Some individuals are instinctively tactile in their interpersonal communication, and because this is their natural style, it may not even cross their mind that it could be unwise to adopt the same approach when dealing with patients. Much depends upon the context, of course, and factors such as the age/sex/previous relationship between the parties are obviously relevant. But past experience suggests that male doctors need to be particularly cautious about any physical contact with female patients, however well-intentioned the motive.
Just as doctors are different, so are patients. Wide variations can be found between one patient and another, because of their own particular background, upbringing and style of communication. There are also important cultural variations to bear in mind. A reassuring and fleeting touch of the arm of one person may be welcomed, while another patient may find such a gesture quite alarming and offensive.

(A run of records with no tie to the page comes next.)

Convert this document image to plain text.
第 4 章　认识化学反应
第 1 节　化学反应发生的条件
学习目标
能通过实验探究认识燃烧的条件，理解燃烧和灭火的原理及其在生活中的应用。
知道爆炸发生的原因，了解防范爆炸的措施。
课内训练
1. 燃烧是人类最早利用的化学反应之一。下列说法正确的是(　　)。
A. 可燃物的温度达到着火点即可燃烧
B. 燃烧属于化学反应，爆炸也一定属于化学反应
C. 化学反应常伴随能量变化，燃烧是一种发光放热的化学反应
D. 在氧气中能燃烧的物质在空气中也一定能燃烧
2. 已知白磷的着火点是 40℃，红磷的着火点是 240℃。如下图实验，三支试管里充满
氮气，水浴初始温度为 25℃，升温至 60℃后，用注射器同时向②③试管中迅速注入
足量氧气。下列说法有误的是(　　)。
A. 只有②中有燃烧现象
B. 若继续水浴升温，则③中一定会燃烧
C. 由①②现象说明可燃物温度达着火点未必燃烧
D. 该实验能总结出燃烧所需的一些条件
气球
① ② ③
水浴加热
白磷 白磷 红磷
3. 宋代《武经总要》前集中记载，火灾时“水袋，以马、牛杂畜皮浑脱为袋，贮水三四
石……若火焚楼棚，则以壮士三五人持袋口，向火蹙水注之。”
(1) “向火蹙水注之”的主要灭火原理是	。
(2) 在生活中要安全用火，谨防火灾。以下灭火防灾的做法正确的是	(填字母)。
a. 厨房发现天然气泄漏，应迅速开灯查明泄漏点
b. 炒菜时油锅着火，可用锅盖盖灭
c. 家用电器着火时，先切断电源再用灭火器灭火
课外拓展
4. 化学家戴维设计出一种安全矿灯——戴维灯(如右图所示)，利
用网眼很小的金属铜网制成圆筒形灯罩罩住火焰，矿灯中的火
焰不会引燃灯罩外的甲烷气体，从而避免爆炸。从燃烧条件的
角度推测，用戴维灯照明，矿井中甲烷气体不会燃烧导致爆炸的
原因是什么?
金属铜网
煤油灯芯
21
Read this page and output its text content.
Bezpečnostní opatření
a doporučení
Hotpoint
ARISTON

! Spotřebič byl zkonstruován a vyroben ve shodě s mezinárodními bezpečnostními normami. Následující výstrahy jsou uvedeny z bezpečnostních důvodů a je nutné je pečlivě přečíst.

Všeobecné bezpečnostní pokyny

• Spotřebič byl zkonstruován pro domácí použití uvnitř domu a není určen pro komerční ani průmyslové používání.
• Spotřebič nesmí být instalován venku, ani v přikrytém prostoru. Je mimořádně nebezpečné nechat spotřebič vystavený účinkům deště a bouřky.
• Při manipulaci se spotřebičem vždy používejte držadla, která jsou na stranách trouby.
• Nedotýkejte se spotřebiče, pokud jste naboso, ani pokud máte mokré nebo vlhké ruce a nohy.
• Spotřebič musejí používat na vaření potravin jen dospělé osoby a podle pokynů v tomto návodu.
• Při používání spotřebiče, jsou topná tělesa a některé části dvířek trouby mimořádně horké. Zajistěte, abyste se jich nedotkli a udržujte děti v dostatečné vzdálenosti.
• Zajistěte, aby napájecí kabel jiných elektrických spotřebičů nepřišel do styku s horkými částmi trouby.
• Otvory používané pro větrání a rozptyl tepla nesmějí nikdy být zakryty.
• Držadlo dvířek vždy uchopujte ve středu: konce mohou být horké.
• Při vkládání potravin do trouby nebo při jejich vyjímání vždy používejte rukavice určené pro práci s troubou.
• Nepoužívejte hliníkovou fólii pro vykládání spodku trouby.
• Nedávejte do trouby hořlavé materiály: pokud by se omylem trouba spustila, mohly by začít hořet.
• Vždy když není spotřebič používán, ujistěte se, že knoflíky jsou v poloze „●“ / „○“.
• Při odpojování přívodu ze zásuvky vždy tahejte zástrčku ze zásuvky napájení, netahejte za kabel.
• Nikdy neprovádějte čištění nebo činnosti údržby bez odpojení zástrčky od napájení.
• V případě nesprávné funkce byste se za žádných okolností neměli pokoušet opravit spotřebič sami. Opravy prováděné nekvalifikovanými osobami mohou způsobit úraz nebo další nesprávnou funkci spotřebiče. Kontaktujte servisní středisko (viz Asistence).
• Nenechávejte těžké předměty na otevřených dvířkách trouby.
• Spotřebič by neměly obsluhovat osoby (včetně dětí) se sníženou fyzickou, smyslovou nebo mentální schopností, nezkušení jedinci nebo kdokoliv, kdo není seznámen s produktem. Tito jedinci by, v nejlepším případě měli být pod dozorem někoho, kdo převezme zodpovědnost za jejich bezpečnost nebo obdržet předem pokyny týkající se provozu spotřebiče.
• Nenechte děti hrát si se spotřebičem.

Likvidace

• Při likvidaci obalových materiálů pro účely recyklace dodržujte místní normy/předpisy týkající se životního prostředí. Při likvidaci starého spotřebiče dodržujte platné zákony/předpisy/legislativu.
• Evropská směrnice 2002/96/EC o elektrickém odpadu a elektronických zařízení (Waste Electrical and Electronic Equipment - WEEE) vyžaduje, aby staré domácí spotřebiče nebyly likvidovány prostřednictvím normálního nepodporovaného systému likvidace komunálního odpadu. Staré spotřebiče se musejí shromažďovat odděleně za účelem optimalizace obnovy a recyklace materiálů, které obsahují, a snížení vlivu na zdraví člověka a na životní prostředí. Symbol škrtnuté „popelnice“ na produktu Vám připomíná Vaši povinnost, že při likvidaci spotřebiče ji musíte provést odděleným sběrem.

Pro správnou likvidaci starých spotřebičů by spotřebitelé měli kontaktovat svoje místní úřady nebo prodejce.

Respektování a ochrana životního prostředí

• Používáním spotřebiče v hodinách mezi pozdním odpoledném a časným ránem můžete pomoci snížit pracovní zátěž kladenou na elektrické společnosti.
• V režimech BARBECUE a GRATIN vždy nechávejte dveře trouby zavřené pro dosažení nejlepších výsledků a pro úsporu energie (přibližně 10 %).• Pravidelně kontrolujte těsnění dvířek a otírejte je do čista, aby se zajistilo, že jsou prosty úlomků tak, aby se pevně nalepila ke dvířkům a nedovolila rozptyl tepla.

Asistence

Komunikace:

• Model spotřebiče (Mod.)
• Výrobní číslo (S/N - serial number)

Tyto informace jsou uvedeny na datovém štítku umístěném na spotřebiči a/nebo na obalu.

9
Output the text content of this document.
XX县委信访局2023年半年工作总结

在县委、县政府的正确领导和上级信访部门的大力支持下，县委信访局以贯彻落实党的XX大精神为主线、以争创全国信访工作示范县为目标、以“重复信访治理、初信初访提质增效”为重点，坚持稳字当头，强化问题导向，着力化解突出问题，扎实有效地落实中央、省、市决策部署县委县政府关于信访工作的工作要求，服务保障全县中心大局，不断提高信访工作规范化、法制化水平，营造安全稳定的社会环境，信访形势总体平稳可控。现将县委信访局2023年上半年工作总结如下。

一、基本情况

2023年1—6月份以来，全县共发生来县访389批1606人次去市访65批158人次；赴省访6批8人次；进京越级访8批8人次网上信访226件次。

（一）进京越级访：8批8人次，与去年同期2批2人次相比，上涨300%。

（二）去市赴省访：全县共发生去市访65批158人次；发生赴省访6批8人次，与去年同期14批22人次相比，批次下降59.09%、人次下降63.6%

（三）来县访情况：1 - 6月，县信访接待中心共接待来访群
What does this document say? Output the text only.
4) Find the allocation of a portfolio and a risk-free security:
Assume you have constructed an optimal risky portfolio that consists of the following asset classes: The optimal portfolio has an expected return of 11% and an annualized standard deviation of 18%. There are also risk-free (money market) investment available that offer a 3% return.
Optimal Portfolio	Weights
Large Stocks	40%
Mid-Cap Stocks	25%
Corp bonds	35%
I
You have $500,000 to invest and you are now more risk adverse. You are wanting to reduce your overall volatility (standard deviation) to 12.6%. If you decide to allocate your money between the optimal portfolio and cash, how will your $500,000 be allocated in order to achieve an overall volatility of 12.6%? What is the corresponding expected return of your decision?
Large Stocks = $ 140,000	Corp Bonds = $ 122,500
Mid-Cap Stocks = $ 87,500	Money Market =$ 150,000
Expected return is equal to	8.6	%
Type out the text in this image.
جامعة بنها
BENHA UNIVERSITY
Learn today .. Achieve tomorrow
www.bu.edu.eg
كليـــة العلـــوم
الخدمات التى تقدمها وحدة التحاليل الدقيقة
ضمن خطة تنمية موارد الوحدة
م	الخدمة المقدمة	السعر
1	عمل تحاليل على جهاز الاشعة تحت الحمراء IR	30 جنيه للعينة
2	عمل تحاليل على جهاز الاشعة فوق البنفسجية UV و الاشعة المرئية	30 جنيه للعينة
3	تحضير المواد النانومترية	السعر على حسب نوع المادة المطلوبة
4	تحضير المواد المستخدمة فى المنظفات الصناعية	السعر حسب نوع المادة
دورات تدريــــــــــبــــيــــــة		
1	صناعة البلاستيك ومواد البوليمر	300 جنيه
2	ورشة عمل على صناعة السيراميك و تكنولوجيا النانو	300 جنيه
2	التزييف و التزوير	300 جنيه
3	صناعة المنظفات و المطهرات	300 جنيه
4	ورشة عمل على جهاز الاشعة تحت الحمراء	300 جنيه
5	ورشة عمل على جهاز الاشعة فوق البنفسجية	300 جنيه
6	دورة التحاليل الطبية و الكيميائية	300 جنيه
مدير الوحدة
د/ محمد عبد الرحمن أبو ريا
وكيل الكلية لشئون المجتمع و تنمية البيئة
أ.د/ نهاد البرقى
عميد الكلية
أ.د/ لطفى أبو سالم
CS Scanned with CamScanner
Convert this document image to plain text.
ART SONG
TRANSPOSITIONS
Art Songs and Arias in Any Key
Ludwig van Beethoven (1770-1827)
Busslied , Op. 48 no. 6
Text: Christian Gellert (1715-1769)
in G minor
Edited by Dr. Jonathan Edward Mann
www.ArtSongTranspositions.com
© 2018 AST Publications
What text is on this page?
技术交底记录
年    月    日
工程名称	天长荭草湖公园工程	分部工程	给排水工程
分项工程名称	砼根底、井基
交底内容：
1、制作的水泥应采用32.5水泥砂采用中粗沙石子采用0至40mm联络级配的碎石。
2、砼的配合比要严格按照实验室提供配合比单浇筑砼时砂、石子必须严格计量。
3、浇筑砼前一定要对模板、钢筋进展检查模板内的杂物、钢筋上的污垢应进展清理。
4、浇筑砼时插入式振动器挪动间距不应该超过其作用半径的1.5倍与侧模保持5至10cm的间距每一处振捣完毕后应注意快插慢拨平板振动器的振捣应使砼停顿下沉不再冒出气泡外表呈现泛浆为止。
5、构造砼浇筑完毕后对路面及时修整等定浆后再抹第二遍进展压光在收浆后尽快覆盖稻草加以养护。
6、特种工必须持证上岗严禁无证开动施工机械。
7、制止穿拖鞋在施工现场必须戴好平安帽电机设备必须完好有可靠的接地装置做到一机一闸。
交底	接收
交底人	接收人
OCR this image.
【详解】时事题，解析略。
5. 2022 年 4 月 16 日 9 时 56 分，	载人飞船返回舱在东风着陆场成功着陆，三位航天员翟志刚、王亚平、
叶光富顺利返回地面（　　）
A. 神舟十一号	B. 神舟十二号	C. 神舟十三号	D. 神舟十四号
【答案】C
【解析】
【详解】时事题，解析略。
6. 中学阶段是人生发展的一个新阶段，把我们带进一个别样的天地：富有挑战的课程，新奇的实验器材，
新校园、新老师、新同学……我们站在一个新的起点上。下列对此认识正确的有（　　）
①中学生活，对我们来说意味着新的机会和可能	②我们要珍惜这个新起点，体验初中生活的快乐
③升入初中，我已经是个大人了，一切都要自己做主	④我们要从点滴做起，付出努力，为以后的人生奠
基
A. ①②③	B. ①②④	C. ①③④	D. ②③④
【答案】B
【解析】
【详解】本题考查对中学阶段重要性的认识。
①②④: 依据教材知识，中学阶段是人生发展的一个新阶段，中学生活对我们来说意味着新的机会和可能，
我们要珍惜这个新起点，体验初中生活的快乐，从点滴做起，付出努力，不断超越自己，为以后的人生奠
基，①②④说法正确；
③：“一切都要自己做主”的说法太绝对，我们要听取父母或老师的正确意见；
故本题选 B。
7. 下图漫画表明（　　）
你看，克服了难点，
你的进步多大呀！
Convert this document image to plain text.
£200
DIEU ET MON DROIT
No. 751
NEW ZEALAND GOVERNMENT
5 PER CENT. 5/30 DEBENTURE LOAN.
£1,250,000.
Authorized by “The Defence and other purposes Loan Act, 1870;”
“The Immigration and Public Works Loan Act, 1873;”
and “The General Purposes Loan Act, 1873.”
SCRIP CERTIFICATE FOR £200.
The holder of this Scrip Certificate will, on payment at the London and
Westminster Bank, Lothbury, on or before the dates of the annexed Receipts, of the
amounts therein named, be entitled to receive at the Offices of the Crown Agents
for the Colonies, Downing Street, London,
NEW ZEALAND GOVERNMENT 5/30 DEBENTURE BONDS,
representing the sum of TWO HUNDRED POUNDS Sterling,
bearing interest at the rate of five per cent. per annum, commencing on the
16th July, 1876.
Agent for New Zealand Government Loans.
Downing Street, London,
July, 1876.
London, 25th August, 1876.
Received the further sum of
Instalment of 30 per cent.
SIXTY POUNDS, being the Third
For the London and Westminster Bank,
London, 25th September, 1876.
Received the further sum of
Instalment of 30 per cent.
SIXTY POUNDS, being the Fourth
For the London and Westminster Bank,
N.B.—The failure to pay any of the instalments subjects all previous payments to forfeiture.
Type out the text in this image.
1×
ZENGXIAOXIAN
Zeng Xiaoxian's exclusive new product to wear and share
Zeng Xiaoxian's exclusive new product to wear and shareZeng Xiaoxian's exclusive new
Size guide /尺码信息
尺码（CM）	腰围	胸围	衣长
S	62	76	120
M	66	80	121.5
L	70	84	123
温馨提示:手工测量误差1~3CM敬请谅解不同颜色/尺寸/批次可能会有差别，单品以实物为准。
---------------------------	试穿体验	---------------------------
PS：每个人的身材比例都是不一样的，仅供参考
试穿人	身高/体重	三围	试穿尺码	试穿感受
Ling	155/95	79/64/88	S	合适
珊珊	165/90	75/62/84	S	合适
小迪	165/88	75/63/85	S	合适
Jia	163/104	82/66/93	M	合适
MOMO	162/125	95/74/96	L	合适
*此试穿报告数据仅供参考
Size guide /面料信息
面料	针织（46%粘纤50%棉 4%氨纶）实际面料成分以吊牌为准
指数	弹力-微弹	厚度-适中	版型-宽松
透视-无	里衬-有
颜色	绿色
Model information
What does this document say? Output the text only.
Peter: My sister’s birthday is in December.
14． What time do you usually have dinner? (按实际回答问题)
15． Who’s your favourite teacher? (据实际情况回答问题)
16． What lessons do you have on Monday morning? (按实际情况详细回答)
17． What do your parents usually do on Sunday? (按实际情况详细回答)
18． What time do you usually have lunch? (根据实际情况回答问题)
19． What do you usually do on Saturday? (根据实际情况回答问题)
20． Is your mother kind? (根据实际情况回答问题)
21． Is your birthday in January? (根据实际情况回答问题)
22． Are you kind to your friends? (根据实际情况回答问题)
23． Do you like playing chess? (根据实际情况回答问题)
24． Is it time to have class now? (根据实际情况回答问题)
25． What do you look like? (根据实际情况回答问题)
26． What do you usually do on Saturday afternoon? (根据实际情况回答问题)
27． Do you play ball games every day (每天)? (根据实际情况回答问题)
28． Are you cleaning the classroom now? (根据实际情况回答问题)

Whilst the doctor may be absolutely clear about why or how he is conducting a particular examination, this is not always obvious to the patient, who may misinterpret the doctor’s actions. The doctor should always preface an examination with an explanation as to what he is going to do and why. Even simple procedures such as fundoscopy may be open to misinterpretation. The patient needs to be told why the room is darkened and that the doctor’s face will be very close to the patient’s during the examination.
The doctor should always preface an examination with an explanation as to what he is going to do and why
Where doctors are found to have committed acts of indecency, or to have behaved immorally, this is such a fundamental breach of trust that the professional consequences are likely to be severe and regulatory bodies will strongly disapprove.